Six-point demands; the charter of Bangladesh’s freedom
June 7th, 2019 at 4:14 pm
Six-point demands; the charter of Bangladesh’s freedom

Dhaka – The historic six-point demand made by Bangabandhu Sheikh Mujibur Rahman was the charter of Bangladesh’s liberation, said Awami League general secretary Obaidul Quader.

The AL veteran made the remarks when he placed floral wreath at the portrait of Bangabandhu to mark the historic day in Dhaka’s Dhanmondi on Friday.

On this day in 1966, the Awami League (AL) under the charismatic leadership of Bangabandhu Sheikh Mujibur Rahman called for a day-long strike throughout the then East Pakistan, pressing the demand for autonomy to end the exploitation, deprivation, subjugation and tyranny by the then central government of Pakistan.

The party has been observing the day for long time remembering the day’s significance as people of this part of the world got united and prepared gradually for the country’s liberation.

The general secretary said the people who disapprove June 7, the milestone of Independence, don’t believe in Bangladesh’s Liberation.

Quader, also the road transport and bridges minister, said the historic June 7 is an unforgettable and significant day in the history of Bangladesh.

He said the historic movement for six-point demand, declared by the greatest Bengali of all time Bangabandhu, took an important turn on June 7, 1966.

“We got independence under the dynamic leadership of Bangabandhu Sheikh Mujibur Rahman. And now the country is moving ahead under the visionary leadership of Bangabandhu’s daughter Sheikh Hasina.”

People took to the streets on this day in 1966 during the dawn-to-dusk strike throughout the province and the law enforcement agencies, including the East Pakistan Rifles (EPR), opened fire on the demonstrators in Tongi, Dhaka and Narayanganj leaving 11 people, including labour leader Monu Miah, Shafique and Shamsul Huq, killed.

Bangabandhu launched a massive movement against the misrule of the Pakistanis on the basis of the 6-point demand, considered as the Magna Carta of the Bengalis demanding autonomy for the then east Pakistan.

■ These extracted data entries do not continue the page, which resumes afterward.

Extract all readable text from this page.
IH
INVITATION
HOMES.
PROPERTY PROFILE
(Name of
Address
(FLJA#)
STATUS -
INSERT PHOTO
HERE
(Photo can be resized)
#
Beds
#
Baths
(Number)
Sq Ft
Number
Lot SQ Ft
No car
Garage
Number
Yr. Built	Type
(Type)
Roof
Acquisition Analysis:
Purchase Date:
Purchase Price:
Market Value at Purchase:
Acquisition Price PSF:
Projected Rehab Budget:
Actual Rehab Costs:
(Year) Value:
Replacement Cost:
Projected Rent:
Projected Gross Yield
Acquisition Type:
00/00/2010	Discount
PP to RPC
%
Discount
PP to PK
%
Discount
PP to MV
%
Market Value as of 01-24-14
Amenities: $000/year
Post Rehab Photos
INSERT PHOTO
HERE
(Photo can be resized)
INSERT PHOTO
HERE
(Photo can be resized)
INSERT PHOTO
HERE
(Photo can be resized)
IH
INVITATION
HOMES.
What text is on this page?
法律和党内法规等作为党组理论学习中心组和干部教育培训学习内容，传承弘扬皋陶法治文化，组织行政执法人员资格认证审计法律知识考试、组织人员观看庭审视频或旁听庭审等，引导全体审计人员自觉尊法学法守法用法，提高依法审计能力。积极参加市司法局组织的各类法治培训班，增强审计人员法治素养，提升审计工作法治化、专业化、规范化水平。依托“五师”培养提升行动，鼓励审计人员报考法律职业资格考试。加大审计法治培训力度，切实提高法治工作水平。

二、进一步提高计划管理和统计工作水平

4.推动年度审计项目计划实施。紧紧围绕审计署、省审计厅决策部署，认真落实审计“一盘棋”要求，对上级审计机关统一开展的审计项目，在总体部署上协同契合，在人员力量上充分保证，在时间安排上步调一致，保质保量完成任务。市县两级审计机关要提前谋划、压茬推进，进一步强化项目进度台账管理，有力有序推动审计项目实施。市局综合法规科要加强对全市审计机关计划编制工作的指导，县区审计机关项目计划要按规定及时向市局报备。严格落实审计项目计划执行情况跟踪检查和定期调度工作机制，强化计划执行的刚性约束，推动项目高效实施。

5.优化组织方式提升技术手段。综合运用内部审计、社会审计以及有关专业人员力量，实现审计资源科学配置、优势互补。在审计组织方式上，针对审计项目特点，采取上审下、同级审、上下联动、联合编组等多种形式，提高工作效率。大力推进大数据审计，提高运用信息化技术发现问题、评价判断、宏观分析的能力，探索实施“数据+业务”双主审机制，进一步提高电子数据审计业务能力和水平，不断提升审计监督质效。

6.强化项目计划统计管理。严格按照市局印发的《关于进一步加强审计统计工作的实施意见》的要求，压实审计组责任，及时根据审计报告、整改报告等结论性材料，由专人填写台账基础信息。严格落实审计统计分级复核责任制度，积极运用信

The six-point demands were – creating provision in the constitution for a Federation of Pakistan in its true sense based on the Lahore resolution, the federal government will deal with only two subjects: Defence and Foreign Affairs, introduction of two separate, but freely convertible currencies for East and West Pakistan, vesting the power of taxation and revenue collection with the federating units, maintaining two separate accounts for the foreign exchange earnings of the two wings and creation of a separate militia or paramilitary force for East Pakistan.

President M Abdul Hamid and Prime Minister Sheikh Hasina issued separate messages on the eve of the six-point day.